No longer crying out; she cannot; her throat is filled with the water of the turbid stream. It stifles, as if a noose were being drawn around her neck, tighter and tighter. She can neither speak nor shout, only plunge and struggle.

Fortunately, while falling, the skirt of her dress, spreading as a parachute, lessened the velocity of the descent. This still extended, hinders her from sinking. As she knows not how to swim, it will not sustain her long; itself becoming weighted with the water.

Her wild shriek, with that of her sister responding—the latter still continued in terrified repetition—has summoned the passengers from the saloon, a crowd collecting on the stern-guards.

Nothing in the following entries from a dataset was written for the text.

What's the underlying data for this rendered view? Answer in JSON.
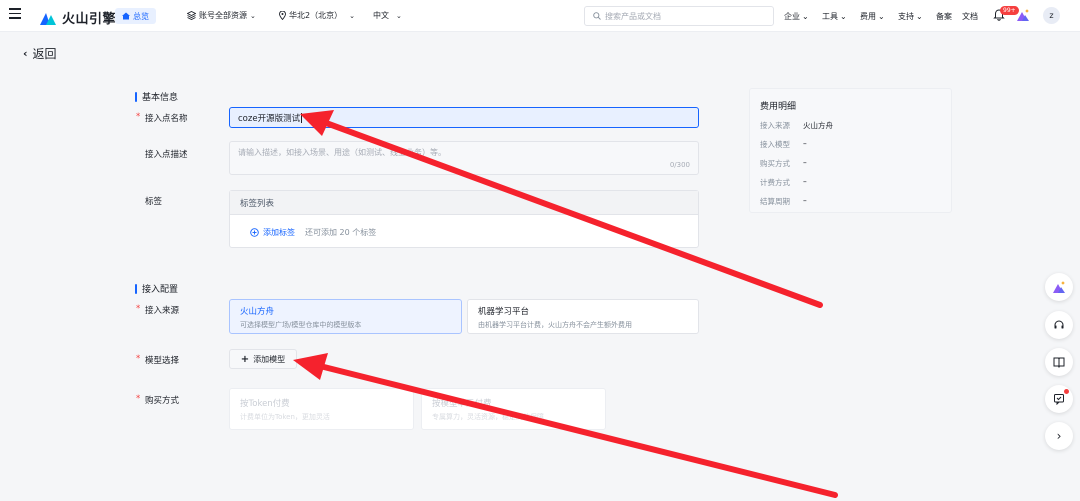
{
  "header": {
    "brand": "火山引擎",
    "overview": "总览",
    "account_scope": "账号全部资源",
    "region": "华北2（北京）",
    "language": "中文",
    "search_placeholder": "搜索产品或文档",
    "nav": [
      "企业",
      "工具",
      "费用",
      "支持",
      "备案",
      "文档"
    ],
    "notifications_badge": "99+",
    "avatar_letter": "z"
  },
  "back_label": "返回",
  "basic": {
    "section_title": "基本信息",
    "name_label": "接入点名称",
    "name_value": "coze开源版测试",
    "desc_label": "接入点描述",
    "desc_placeholder": "请输入描述，如接入场景、用途（如测试、线上业务）等。",
    "desc_count": "0/300",
    "tags_label": "标签",
    "tags_list_title": "标签列表",
    "add_tag": "添加标签",
    "tag_hint": "还可添加 20 个标签"
  },
  "config": {
    "section_title": "接入配置",
    "source_label": "接入来源",
    "sources": [
      {
        "title": "火山方舟",
        "desc": "可选择模型广场/模型仓库中的模型版本"
      },
      {
        "title": "机器学习平台",
        "desc": "由机器学习平台计费，火山方舟不会产生额外费用"
      }
    ],
    "model_label": "模型选择",
    "add_model": "添加模型",
    "purchase_label": "购买方式",
    "purchases": [
      {
        "title": "按Token付费",
        "desc": "计费单位为Token，更加灵活"
      },
      {
        "title": "按模型单元付费",
        "desc": "专属算力，灵活资源，稳定高效保障"
      }
    ]
  },
  "fees": {
    "title": "费用明细",
    "rows": [
      {
        "k": "接入来源",
        "v": "火山方舟"
      },
      {
        "k": "接入模型",
        "v": "–"
      },
      {
        "k": "购买方式",
        "v": "–"
      },
      {
        "k": "计费方式",
        "v": "–"
      },
      {
        "k": "结算周期",
        "v": "–"
      }
    ]
  },
  "colors": {
    "accent": "#1664ff",
    "required": "#f53f3f",
    "arrow": "#f5222d"
  }
}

“Some one overboard!” is the cry sent all over the vessel.

It reaches the ear of the pilot; who instantly rings the stop-bell, causing the paddles to suspend revolution, and bringing the boat to an almost instantaneous stop. The strong current, against which they are contending, makes the movement easy of execution.

The shout of, “some one overboard!” is quickly followed by another of more particular significance. “It’s a lady!”

This announcement intensifies the feeling of regret and alarm. Nowhere in the world more likely to do so, than among the chivalric spirits sure to be passengers on a Mississippian steamboat. Half a dozen voices are heard simultaneously asking, not “who is the lady?” but “where?” while several are seen pulling off their coats, as if preparing to take to the water.

Foremost among them is the young Creole, Dupré. He knows who the lady is. Another lady has met him frantically, exclaiming—

“’Tis Helen! She has fallen, or leaped overboard.”

The ambiguity of expression appears strange; indeed incomprehensible, to Dupré, as to others who overhear it. They attributed it to incoherence, arising from the shock of the unexpected catastrophe.